South Korea Koreas Olympics

A North Korean delegation and athletes arrive at Yangyang International Airport in Yangyang, South Korea, Thursday, Feb. 1, 2018. North Korean skiers and skaters on Thursday arrived at a South Korean airport to participate in the Winter Olympics that has brought a temporary lull in tensions surrounding their country’s nuclear program. (Korea Pool/Yonhap via AP)

AP

GANGNEUNG, South Korea (AP) — Ten North Korean skaters and skiers arrived in rival South Korea on Thursday for the PyeongChang Olympics.

The North Koreans are the second and final batch of 22 athletes from their country who received invitations from the International Olympic Committee.

A dozen North Korean female hockey players came last week to form a joint team with South Korean athletes, the first unified Korean team in the Olympics. North Korea originally had no athletes qualified for the Games.
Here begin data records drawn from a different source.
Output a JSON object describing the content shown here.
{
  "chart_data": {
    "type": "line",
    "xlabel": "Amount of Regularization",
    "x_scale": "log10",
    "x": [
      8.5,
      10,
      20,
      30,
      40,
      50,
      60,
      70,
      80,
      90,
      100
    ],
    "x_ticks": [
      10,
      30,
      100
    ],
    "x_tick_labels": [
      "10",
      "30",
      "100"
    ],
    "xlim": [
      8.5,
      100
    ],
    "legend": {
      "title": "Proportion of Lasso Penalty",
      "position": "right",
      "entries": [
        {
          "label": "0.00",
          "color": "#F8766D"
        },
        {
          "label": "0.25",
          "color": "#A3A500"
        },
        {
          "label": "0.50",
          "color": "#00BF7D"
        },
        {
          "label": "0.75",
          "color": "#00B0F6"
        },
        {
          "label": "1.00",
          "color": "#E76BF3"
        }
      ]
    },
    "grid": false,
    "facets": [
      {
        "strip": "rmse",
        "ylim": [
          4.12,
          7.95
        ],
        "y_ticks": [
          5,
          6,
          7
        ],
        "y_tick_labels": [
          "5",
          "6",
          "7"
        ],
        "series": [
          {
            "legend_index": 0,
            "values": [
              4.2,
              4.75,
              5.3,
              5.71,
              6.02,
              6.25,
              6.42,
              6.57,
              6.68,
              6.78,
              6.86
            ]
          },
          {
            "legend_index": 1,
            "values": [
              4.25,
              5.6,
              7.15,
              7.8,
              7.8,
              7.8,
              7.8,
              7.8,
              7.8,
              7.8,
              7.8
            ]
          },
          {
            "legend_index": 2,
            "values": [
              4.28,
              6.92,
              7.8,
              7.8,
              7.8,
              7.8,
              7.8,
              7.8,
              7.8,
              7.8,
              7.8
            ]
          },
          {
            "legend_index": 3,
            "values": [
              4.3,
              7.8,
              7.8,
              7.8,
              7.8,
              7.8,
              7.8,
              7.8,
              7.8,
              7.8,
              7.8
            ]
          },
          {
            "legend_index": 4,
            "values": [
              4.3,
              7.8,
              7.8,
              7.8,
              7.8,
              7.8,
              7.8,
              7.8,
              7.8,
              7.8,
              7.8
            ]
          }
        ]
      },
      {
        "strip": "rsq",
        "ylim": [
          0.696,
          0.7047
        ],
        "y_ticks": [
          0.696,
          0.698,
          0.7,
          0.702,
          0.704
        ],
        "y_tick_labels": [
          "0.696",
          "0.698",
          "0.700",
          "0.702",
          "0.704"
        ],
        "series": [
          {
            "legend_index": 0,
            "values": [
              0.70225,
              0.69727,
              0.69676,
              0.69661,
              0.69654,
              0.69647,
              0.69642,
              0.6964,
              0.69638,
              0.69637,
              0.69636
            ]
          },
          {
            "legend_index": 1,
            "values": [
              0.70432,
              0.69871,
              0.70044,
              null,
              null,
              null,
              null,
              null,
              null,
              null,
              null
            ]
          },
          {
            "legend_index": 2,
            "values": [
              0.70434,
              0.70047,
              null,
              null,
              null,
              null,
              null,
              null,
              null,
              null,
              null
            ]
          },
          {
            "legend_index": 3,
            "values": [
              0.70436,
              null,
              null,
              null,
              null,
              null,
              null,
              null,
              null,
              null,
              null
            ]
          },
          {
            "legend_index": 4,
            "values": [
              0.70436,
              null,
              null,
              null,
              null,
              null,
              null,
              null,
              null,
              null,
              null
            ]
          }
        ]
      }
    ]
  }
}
A 32-member North Korean delegation including the 10 athletes, their coaches and Vice Sports Minister Won Kil U arrived in South Korea by air.

They flew on a South Korean flight that also brought back South Korean non-Olympic skiers who had visited a North Korean ski resort this week.

It is extremely unusual for North Koreans to travel aboard a South Korean plane, with most past visits, including the hockey players’ arrival, made across the heavily fortified land border.

Greeted by a barrage of camera flashes, the North Koreans — men dressed in navy blue coats and women in red coats, both wearing fur hats — didn’t speak much at the South Korean airport and later at the athletes’ village in the eastern city of Gangneung.

But some smiled and waved their hands to journalists at the athletes’ village. One said, “Nice to meet you!”

The 10 athletes are to compete in Alpine skiing, cross-country skiing, figure skating and short track speed skating.

The Koreas have been planning several conciliatory gestures during the Games, including having their athletes parade together with a single “unification flag” depicting their peninsula during the Opening Ceremony. As they did in 2000, 2004 and 2006.

Another rare sight on Thursday was North Korean flags that began flying in Olympic villages and stadiums in PyeongChang and Gangneung, something that normally wouldn’t be tolerated in a country with a strict anti-North Korea security law still in effect.

Next week, North Korea is to send a 230-member cheering group, a 140-strong art troupe, taekwondo demonstrators and journalists as part of its Olympic delegation.

The last time North Korea sent a big delegation to South Korea was for the 2014 Asian Games in Incheon, just west of Seoul.